1. Transactions are of two categories: Cash and Credit transactions.
2. Type of Cost are Start up Cost, Fixed Cost and Variable Cost.
3. Cash Register : It is a book in which all cash transactions are to be recorded. Cash Register records cash and bank transactions.
4. Inflow is receipts of money in a business referred as inflow.
5. Outflow is payments made in the business referred as outflow.
6. Direct Taxes are taxes paid directly by the person to the government (The entrepreneur may be collection agent).
7. Indirect Taxes: It is the amount paid indirectly by the person to the government like while purchasing a product, etc.
8. Depreciation: Reduction in the balance of fixed asset (except land) due to wear and tear and obsolescence.
9. Credit Transactions are Credit Sales and Credit Purchases.
10. Credit Sales: When products are sold on credit which means that the buyer does not pay the money immediately.
11. Credit Purchases: When products are purchased on credit and the amount will be paid at a later date.
12. Unit of Sale: It is defined as the measure of what products are sold.
13. Unit cost: Cost of unit can be defined as the cost incurred by a company to produce, store and sell one unit of sale of a particular product or service.
14. Unit Price is the price at which one unit of sale is sold.
15. Gross Profit
16. Excess of Unit Price over Unit Cost is known as the Unit Gross Profit or Unit Gross Margin
17. Gross profit per unit = unit price – unit cost ,
18. Expenses: An expense is the value of the resource that was used up, or was necessary in order to earn the revenues during the time period.
19. Start-up cost: It is the cost which is incurred initially a business is started.
20. Operational Costs: These costs are for carrying out the day-to-day operations of the business
or enterprise.
21. Fixed costs are the ones which has to incur by virtue of the fact that one has started a business and are operating it.
22. Variable costs are those which vary as a total cost to the organization when output (number of items-goods or services-produced) varies.
23. Profit is a financial benefit that is realized when the amount of revenue gained from a business activity exceeds the expenses, costs and taxes needed to sustain the activity.
24. Profit = Total Sales Revenue — Total Sales Expenses
25. Gross Profit = Total Sales — Total Cost of goods sold
26. Profit before tax = Gross Profit — Fixed Expenses
27. Cash Flow: Cash flow refers to the movement of money in and out of a business during a specific period of time.
28. Cash Flow Projection: It shows how cash is expected to flow in and out of your business.
29. Gestation Period: It is the period of not making any profit.
30. Break-even point: It is a neutral point where there is no profit nor loss occurs.
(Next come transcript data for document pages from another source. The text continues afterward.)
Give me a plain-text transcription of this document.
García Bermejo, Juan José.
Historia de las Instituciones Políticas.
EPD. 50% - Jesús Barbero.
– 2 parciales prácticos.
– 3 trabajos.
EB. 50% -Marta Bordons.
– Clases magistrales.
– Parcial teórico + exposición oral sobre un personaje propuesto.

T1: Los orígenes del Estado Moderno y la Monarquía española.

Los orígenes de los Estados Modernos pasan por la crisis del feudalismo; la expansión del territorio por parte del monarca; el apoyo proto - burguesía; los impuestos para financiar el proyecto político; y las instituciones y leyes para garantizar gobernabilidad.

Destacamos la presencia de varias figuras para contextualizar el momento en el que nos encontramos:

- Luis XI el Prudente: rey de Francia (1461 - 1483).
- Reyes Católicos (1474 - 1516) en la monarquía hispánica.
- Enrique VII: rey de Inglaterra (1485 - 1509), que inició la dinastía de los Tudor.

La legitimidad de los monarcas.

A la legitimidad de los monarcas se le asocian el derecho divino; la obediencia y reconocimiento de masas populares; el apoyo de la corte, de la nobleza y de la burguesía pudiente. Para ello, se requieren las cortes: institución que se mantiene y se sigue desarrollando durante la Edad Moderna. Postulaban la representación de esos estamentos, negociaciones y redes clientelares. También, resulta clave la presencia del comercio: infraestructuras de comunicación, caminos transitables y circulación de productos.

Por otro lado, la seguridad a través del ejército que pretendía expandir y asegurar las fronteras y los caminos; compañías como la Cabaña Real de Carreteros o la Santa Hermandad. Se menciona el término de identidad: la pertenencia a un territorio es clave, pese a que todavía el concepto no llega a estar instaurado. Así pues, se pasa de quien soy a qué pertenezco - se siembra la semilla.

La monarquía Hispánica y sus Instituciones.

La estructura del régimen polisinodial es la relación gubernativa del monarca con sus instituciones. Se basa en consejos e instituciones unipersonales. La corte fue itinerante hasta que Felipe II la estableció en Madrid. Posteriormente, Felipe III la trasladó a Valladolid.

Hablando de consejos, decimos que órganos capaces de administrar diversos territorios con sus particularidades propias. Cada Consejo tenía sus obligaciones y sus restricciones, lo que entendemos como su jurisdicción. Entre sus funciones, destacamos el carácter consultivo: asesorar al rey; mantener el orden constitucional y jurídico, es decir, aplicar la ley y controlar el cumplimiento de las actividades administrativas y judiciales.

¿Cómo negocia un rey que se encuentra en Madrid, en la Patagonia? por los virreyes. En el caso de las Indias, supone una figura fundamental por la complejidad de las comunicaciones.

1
Break-even point is expressed as quantity for a period (day, week, month, etc)
31. Direct tax: It is a kind of charge, which is imposed directly on the taxpayer and paid directly to the government by the persons (legal or natural) on whom it is imposed.
32. Income tax is an annual tax on income (profit). Rates and other details vary from person to person based on whether sole proprietor, partnership or corporation, income statement.
33. Corporation tax is a tax levied on the Income (Profit) of the Domestic Company or Foreign.
34. Property tax or house tax: If tax is levied on the price of a goods or service, then it is called an indirect tax, like service tax, sales tax or VAT, central excise tax, custom duty, etc.